Chips aren’t their only target, and it is the rare category or component OEM that remains untouched. Common problems in the grey market stem from: e-waste, forgery, cloning, reverse engineering, defective/ out-of-spec components and Trojan software.
There are numerous worldwide standards governing medical device manufacturing, post-market surveillance and adverse event reporting that seeks to ensure medical devices remain safe and perform properly in use. The WHO Global Model Regulatory Framework for Medical Devices supplements those already in play, defining the post-market surveillance roles and responsibilities of patients, healthcare providers, manufacturers and national regulatory agencies.
It offers standardized problem categories for targeted analysis, such as A05 for mechanical actions or defects and A07 for electrical circuitry failure.

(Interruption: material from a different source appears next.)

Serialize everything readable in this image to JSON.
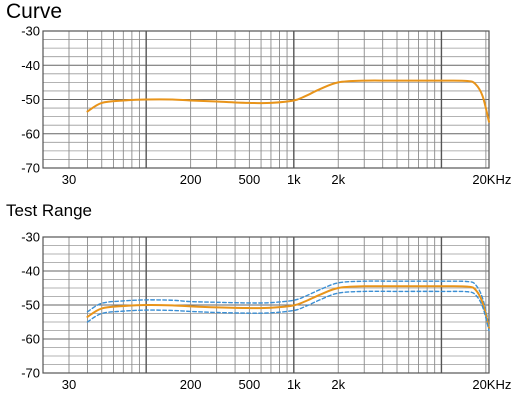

Its recommendations for feedback, reporting, data collection and data analysis stand to coalesce a wealth of data for those seeking to foil counterfeiters, serving as a welcome counterpoint to authorized distribution.
Components classified as obsolete or no longer available via authorized sources account for almost half of those counterfeited, followed by allocated parts that are still being produced but have long lead times. Forgers don’t limit their activity to hardto-find parts; even those readily available from OEMs and their authorized channel partners are in their crosshairs.